Hさんのお父さんは宮崎県で不動産屋を経営していた。
ある日、「お前のアトリエにピッタリの物件を見つけたから見に行こう」と父に言われるままに車で鹿児島県まで連れていかれた。
車は見知らぬ山道を行くと左右に竹林が延々続く一本道に入った。その竹林を抜けた中心に、二階建ての一軒家が見えた。
Hさんはその家の周囲を見て、しばし茫然と立ち尽くした。
その家を中心に、竹が全部外に向かって放射状になぎ倒されている。
竹を麦のように倒せるなんて知らなかった。
一方父は全く何も気にならない様子だ。
「中に入ってみるか」と言われたが「いや、いいよ」とHさんは拒否した。
すでにまわりの倒竹を見て心は決まっていた。
だが父親はひとりで中に入っていって物色している。
それにしても見れば見るほど陰気な空き家だ。
しばらくすると、ほうら、こんなもん見つけたぞと父親は掛け軸を持って出て来た。
「いやだよ、こんな家」
「そうか、残念だな。じゃあ帰るか」
その夜、Hさんは夢を見た。
夜の空を飛んでいる。
目の前の風景がすごい速さで後ろへ飛び去っていく。
そのうち、地面すれすれの超低空飛行になった。
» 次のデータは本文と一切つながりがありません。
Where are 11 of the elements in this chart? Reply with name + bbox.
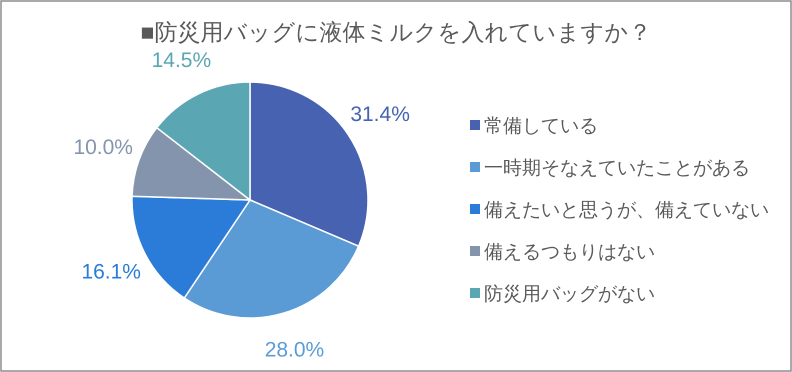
data-label: 28.0% [264,338,324,362]
data-label: 31.4% [350,102,410,126]
legend-label: 備えるつもりはない [484,242,655,263]
legend-label: 一時期そなえていたことがある [484,158,750,179]
data-label: 16.1% [81,260,141,284]
legend-label: 常備している [484,116,598,137]
legend-label: 防災用バッグがない [484,284,655,305]
legend-label: 備えたいと思うが、備えていない [484,200,769,221]
data-label: 10.0% [73,136,133,160]
data-label: 14.5% [152,48,212,72]
chart-title: ■防災用バッグに液体ミルクを入れていますか？ [140,19,652,45]
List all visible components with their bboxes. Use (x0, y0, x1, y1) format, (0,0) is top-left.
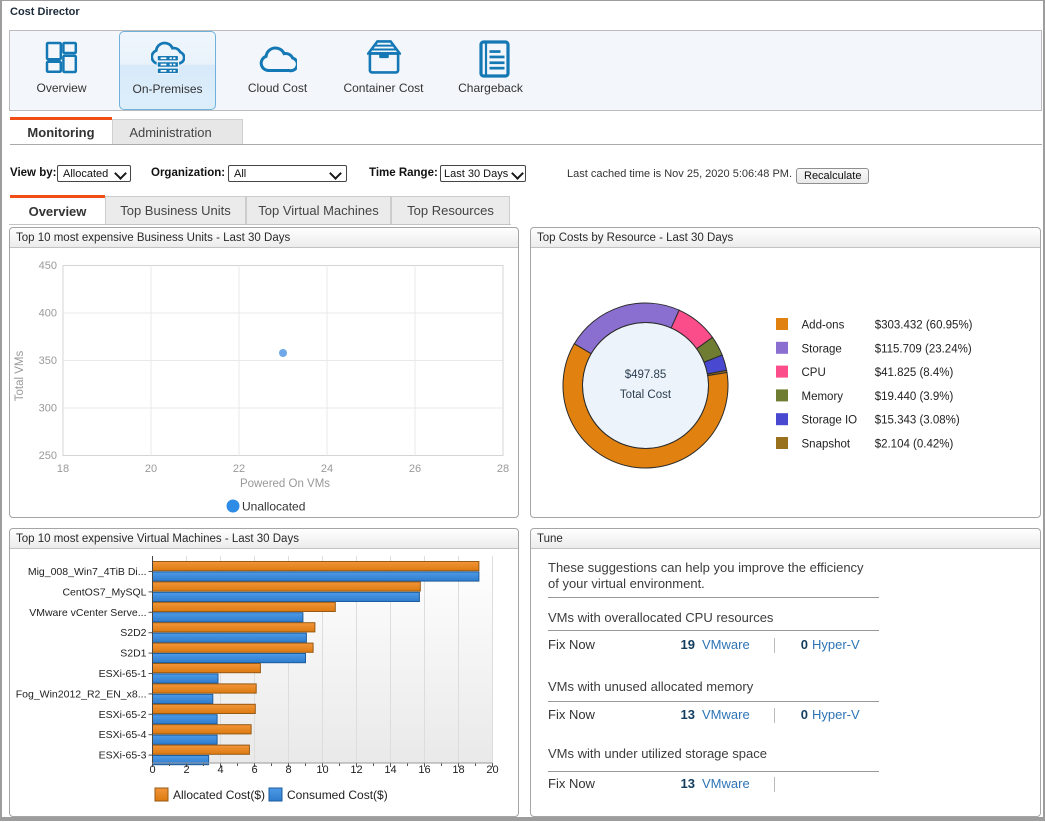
svg-text:Storage IO: Storage IO (802, 415, 858, 427)
svg-text:Storage: Storage (802, 343, 842, 355)
svg-text:400: 400 (39, 308, 57, 320)
svg-text:ESXi-65-1: ESXi-65-1 (99, 668, 147, 680)
svg-text:24: 24 (321, 463, 333, 475)
svg-text:18: 18 (57, 463, 69, 475)
svg-text:$15.343 (3.08%): $15.343 (3.08%) (875, 415, 960, 427)
svg-text:Add-ons: Add-ons (802, 320, 845, 332)
svg-text:$497.85: $497.85 (625, 369, 667, 381)
svg-text:450: 450 (39, 260, 57, 272)
svg-text:28: 28 (497, 463, 509, 475)
svg-text:S2D1: S2D1 (120, 648, 146, 660)
svg-text:ESXi-65-2: ESXi-65-2 (99, 709, 147, 721)
svg-text:Powered On VMs: Powered On VMs (240, 478, 330, 490)
svg-text:ESXi-65-4: ESXi-65-4 (99, 729, 147, 741)
svg-text:$303.432 (60.95%): $303.432 (60.95%) (875, 320, 973, 332)
svg-text:10: 10 (316, 764, 328, 776)
svg-text:6: 6 (251, 764, 257, 776)
svg-text:Total VMs: Total VMs (14, 351, 26, 402)
svg-text:$115.709 (23.24%): $115.709 (23.24%) (875, 343, 972, 355)
svg-text:CentOS7_MySQL: CentOS7_MySQL (62, 586, 146, 598)
svg-text:16: 16 (418, 764, 430, 776)
svg-text:S2D2: S2D2 (120, 627, 146, 639)
svg-text:Memory: Memory (802, 391, 844, 403)
svg-text:Mig_008_Win7_4TiB Di...: Mig_008_Win7_4TiB Di... (28, 566, 147, 578)
svg-text:Total Cost: Total Cost (620, 389, 672, 401)
svg-text:8: 8 (285, 764, 291, 776)
svg-text:VMware vCenter Serve...: VMware vCenter Serve... (29, 607, 146, 619)
svg-text:Snapshot: Snapshot (802, 439, 851, 451)
svg-text:18: 18 (452, 764, 464, 776)
svg-text:20: 20 (145, 463, 157, 475)
svg-text:0: 0 (149, 764, 155, 776)
svg-text:Fog_Win2012_R2_EN_x8...: Fog_Win2012_R2_EN_x8... (16, 688, 147, 700)
svg-text:2: 2 (183, 764, 189, 776)
svg-text:250: 250 (39, 450, 57, 462)
svg-text:4: 4 (217, 764, 223, 776)
svg-text:$19.440 (3.9%): $19.440 (3.9%) (875, 391, 954, 403)
svg-text:Unallocated: Unallocated (242, 500, 305, 514)
svg-text:12: 12 (350, 764, 362, 776)
svg-text:20: 20 (486, 764, 498, 776)
svg-text:Consumed Cost($): Consumed Cost($) (287, 788, 388, 802)
svg-text:Allocated Cost($): Allocated Cost($) (173, 788, 265, 802)
svg-text:CPU: CPU (802, 367, 826, 379)
svg-text:350: 350 (39, 355, 57, 367)
svg-text:ESXi-65-3: ESXi-65-3 (99, 750, 147, 762)
svg-text:$2.104 (0.42%): $2.104 (0.42%) (875, 439, 954, 451)
svg-text:300: 300 (39, 403, 57, 415)
svg-text:14: 14 (384, 764, 396, 776)
svg-text:26: 26 (409, 463, 421, 475)
svg-text:$41.825 (8.4%): $41.825 (8.4%) (875, 367, 954, 379)
svg-text:22: 22 (233, 463, 245, 475)
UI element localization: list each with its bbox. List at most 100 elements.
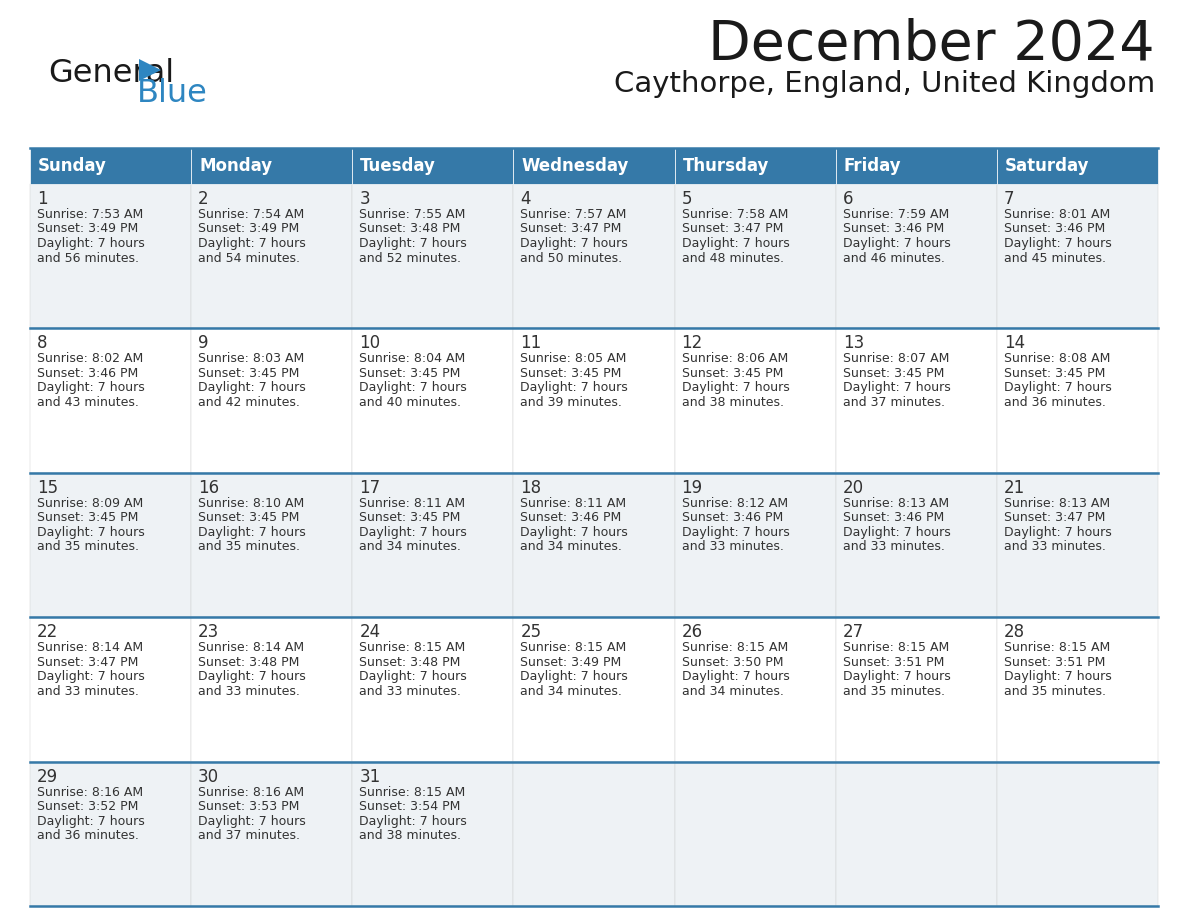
Text: Daylight: 7 hours: Daylight: 7 hours [682, 526, 789, 539]
Text: Sunset: 3:45 PM: Sunset: 3:45 PM [682, 367, 783, 380]
Text: Sunrise: 8:06 AM: Sunrise: 8:06 AM [682, 353, 788, 365]
Bar [675, 473, 835, 617]
Text: and 50 minutes.: and 50 minutes. [520, 252, 623, 264]
Text: 28: 28 [1004, 623, 1025, 641]
Text: Sunset: 3:45 PM: Sunset: 3:45 PM [198, 511, 299, 524]
Text: Sunset: 3:45 PM: Sunset: 3:45 PM [359, 367, 461, 380]
Text: Sunset: 3:47 PM: Sunset: 3:47 PM [520, 222, 621, 236]
Text: 13: 13 [842, 334, 864, 353]
Text: Sunset: 3:54 PM: Sunset: 3:54 PM [359, 800, 461, 813]
Text: Sunrise: 7:55 AM: Sunrise: 7:55 AM [359, 208, 466, 221]
Text: 7: 7 [1004, 190, 1015, 208]
Bar [675, 184, 835, 329]
Text: Daylight: 7 hours: Daylight: 7 hours [37, 814, 145, 828]
Text: Daylight: 7 hours: Daylight: 7 hours [842, 526, 950, 539]
Bar [675, 329, 835, 473]
Text: 23: 23 [198, 623, 220, 641]
Text: and 37 minutes.: and 37 minutes. [198, 829, 301, 842]
Text: Sunset: 3:48 PM: Sunset: 3:48 PM [359, 655, 461, 668]
Text: 10: 10 [359, 334, 380, 353]
Text: 12: 12 [682, 334, 703, 353]
Text: and 33 minutes.: and 33 minutes. [682, 541, 783, 554]
Text: Sunset: 3:48 PM: Sunset: 3:48 PM [359, 222, 461, 236]
Bar [513, 329, 675, 473]
Text: Sunrise: 7:58 AM: Sunrise: 7:58 AM [682, 208, 788, 221]
Text: and 43 minutes.: and 43 minutes. [37, 396, 139, 409]
Text: Daylight: 7 hours: Daylight: 7 hours [520, 237, 628, 250]
Text: 31: 31 [359, 767, 380, 786]
Text: Sunrise: 7:53 AM: Sunrise: 7:53 AM [37, 208, 144, 221]
Text: Sunset: 3:46 PM: Sunset: 3:46 PM [682, 511, 783, 524]
Text: General: General [48, 58, 175, 89]
Text: Sunrise: 8:10 AM: Sunrise: 8:10 AM [198, 497, 304, 509]
Bar [353, 617, 513, 762]
Text: and 33 minutes.: and 33 minutes. [1004, 541, 1106, 554]
Text: Sunrise: 8:12 AM: Sunrise: 8:12 AM [682, 497, 788, 509]
Text: and 56 minutes.: and 56 minutes. [37, 252, 139, 264]
Bar [675, 762, 835, 906]
Text: Daylight: 7 hours: Daylight: 7 hours [198, 381, 305, 395]
Text: Daylight: 7 hours: Daylight: 7 hours [198, 670, 305, 683]
Bar [835, 762, 997, 906]
Text: Sunrise: 8:15 AM: Sunrise: 8:15 AM [359, 641, 466, 655]
Bar [513, 184, 675, 329]
Text: and 34 minutes.: and 34 minutes. [682, 685, 783, 698]
Text: 6: 6 [842, 190, 853, 208]
Text: and 39 minutes.: and 39 minutes. [520, 396, 623, 409]
Bar [835, 148, 997, 184]
Text: and 38 minutes.: and 38 minutes. [682, 396, 784, 409]
Bar [675, 617, 835, 762]
Text: Daylight: 7 hours: Daylight: 7 hours [1004, 237, 1112, 250]
Text: 30: 30 [198, 767, 220, 786]
Text: December 2024: December 2024 [708, 18, 1155, 72]
Text: and 48 minutes.: and 48 minutes. [682, 252, 784, 264]
Bar [513, 617, 675, 762]
Text: and 34 minutes.: and 34 minutes. [520, 685, 623, 698]
Bar [835, 473, 997, 617]
Text: Sunset: 3:45 PM: Sunset: 3:45 PM [1004, 367, 1105, 380]
Text: 2: 2 [198, 190, 209, 208]
Text: Sunset: 3:47 PM: Sunset: 3:47 PM [1004, 511, 1105, 524]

どこかで見た風景だと思っていると、ふいに竹林が現れた。
昼間、父親と車で通った道だ。
竹林を抜けると、減速しはじめて、あの二階建ての一軒家が見えると動きが止まって、その玄関横に降り立った。
まわりの竹が外に向かって倒れている。
昼間見た風景とまったく同じだ。
音もなく玄関の戸が開いた。
なにか出てくる。父親かなと思って見いると、中から浴衣ゆかたがはだけた真っ白な顔の男が出てきた。体が異様に大きくて細い。
思わず息をのんだ。体が大きいのではない。首が上に引っ張られるようにして、まるで異様に肩が長い。真下を向いた顔から肩にかけておそろしく伸びている。
総毛立った。
男は、まるでぶら下げられたような動きで上下にひょこひょこ揺られながら外に出て、ゆっくりとHさんの前を通り過ぎ、くるりときびすを返すと、また上下に揺れながら玄関の中へ入るとピシャと閉まった。
途端に、ビデオ画面を逆もどししたかのように家が遠くなり、竹林の道を逆に遠ざかっていく。
どんどんどんどんと景色が後ろから出て前へと流れた。
はっ、と気がついたら、自分の部屋の布団にいた。